Nicolin Chen <nicolinc@xxxxxxxxxx> · Sun, 25 Jun 2023 12:21:28 -0700

On Sun, Jun 25, 2023 at 02:30:46PM +0800, Baolu Lu wrote:
> External email: Use caution opening links or attachments
> 
> 
> On 2023/5/31 2:50, Nicolin Chen wrote:
> > Hi Baolu,
> > 
> > On Tue, May 30, 2023 at 01:37:07PM +0800, Lu Baolu wrote:
> > 
> > > This series implements the functionality of delivering IO page faults to
> > > user space through the IOMMUFD framework. The use case is nested
> > > translation, where modern IOMMU hardware supports two-stage translation
> > > tables. The second-stage translation table is managed by the host VMM
> > > while the first-stage translation table is owned by the user space.
> > > Hence, any IO page fault that occurs on the first-stage page table
> > > should be delivered to the user space and handled there. The user space
> > > should respond the page fault handling result to the device top-down
> > > through the IOMMUFD response uAPI.
> > > 
> > > User space indicates its capablity of handling IO page faults by setting
> > > a user HWPT allocation flag IOMMU_HWPT_ALLOC_FLAGS_IOPF_CAPABLE. IOMMUFD
> > > will then setup its infrastructure for page fault delivery. Together
> > > with the iopf-capable flag, user space should also provide an eventfd
> > > where it will listen on any down-top page fault messages.
> > > 
> > > On a successful return of the allocation of iopf-capable HWPT, a fault
> > > fd will be returned. User space can open and read fault messages from it
> > > once the eventfd is signaled.
> > 
> > I think that, whether the guest has an IOPF capability or not,
> > the host should always forward any stage-1 fault/error back to
> > the guest. Yet, the implementation of this series builds with
> > the IOPF framework that doesn't report IOMMU_FAULT_DMA_UNRECOV.
> > 
> > And I have my doubt at the using the IOPF framework with that
> > IOMMU_PAGE_RESP_ASYNC flag: using the IOPF framework is for
> > its bottom half workqueue, because a page response could take
> > a long cycle. But adding that flag feels like we don't really
> > need the bottom half workqueue, i.e. losing the point of using
> > the IOPF framework, IMHO.
> > 
> > Combining the two facts above, I wonder if we really need to
> > go through the IOPF framework; can't we just register a user
> > fault handler in the iommufd directly upon a valid event_fd?
> 
> Agreed. We should avoid workqueue in sva iopf framework. Perhaps we
> could go ahead with below code? It will be registered to device with
> iommu_register_device_fault_handler() in IOMMU_DEV_FEAT_IOPF enabling
> path. Un-registering in the disable path of cause.
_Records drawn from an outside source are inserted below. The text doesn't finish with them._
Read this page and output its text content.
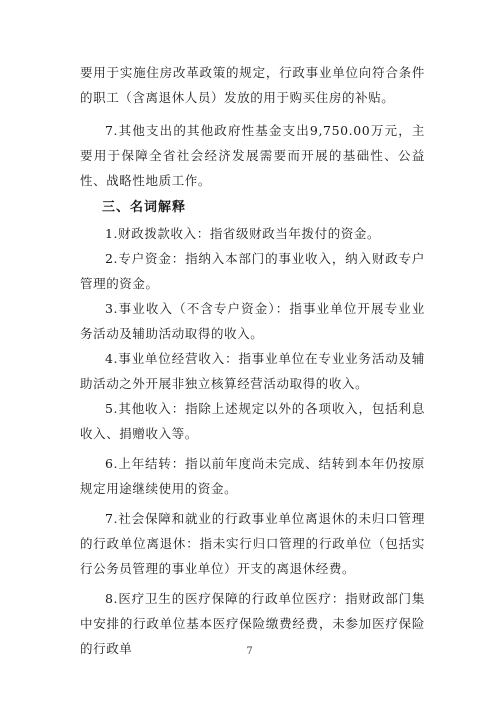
要用于实施住房改革政策的规定，行政事业单位向符合条件的职工（含离退休人员）发放的用于购买住房的补贴。
7.其他支出的其他政府性基金支出9,750.00万元，主要用于保障全省社会经济发展需要而开展的基础性、公益性、战略性地质工作。
三、名词解释
1.财政拨款收入：指省级财政当年拨付的资金。
2.专户资金：指纳入本部门的事业收入，纳入财政专户管理的资金。
3.事业收入（不含专户资金）：指事业单位开展专业业务活动及辅助活动取得的收入。
4.事业单位经营收入：指事业单位在专业业务活动及辅助活动之外开展非独立核算经营活动取得的收入。
5.其他收入：指除上述规定以外的各项收入，包括利息收入、捐赠收入等。
6.上年结转：指以前年度尚未完成、结转到本年仍按原规定用途继续使用的资金。
7.社会保障和就业的行政事业单位离退休的未归口管理的行政单位离退休：指未实行归口管理的行政单位（包括实行公务员管理的事业单位）开支的离退休经费。
8.医疗卫生的医疗保障的行政单位医疗：指财政部门集中安排的行政单位基本医疗保险缴费经费，未参加医疗保险的行政单	7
Well, for a virtualization use case, I still think it's should
be registered in iommufd. Having a device without an IOPF/PRI
capability, a guest OS should receive some faults too, if that
device causes a translation failure.

And for a vSVA use case, the IOMMU_DEV_FEAT_IOPF feature only
gets enabled in the guest VM right? How could the host enable
the IOMMU_DEV_FEAT_IOPF to trigger this handler?

Thanks
Nic

> static int io_pgfault_handler(struct iommu_fault *fault, void *cookie)
> {
>         ioasid_t pasid = fault->prm.pasid;
>         struct device *dev = cookie;
>         struct iommu_domain *domain;
> 
>         if (fault->type != IOMMU_FAULT_PAGE_REQ)
>                 return -EOPNOTSUPP;
> 
>         if (fault->prm.flags & IOMMU_FAULT_PAGE_REQUEST_PASID_VALID)
>                 domain = iommu_get_domain_for_dev_pasid(dev, pasid, 0);
>         else
>                 domain = iommu_get_domain_for_dev(dev);
> 
>         if (!domain || !domain->iopf_handler)
>                 return -ENODEV;
> 
>         if (domain->type == IOMMU_DOMAIN_SVA)
>                 return iommu_queue_iopf(fault, cookie);
> 
>         return domain->iopf_handler(fault, dev, domain->fault_data);
> }
> 
> Best regards,
> baolu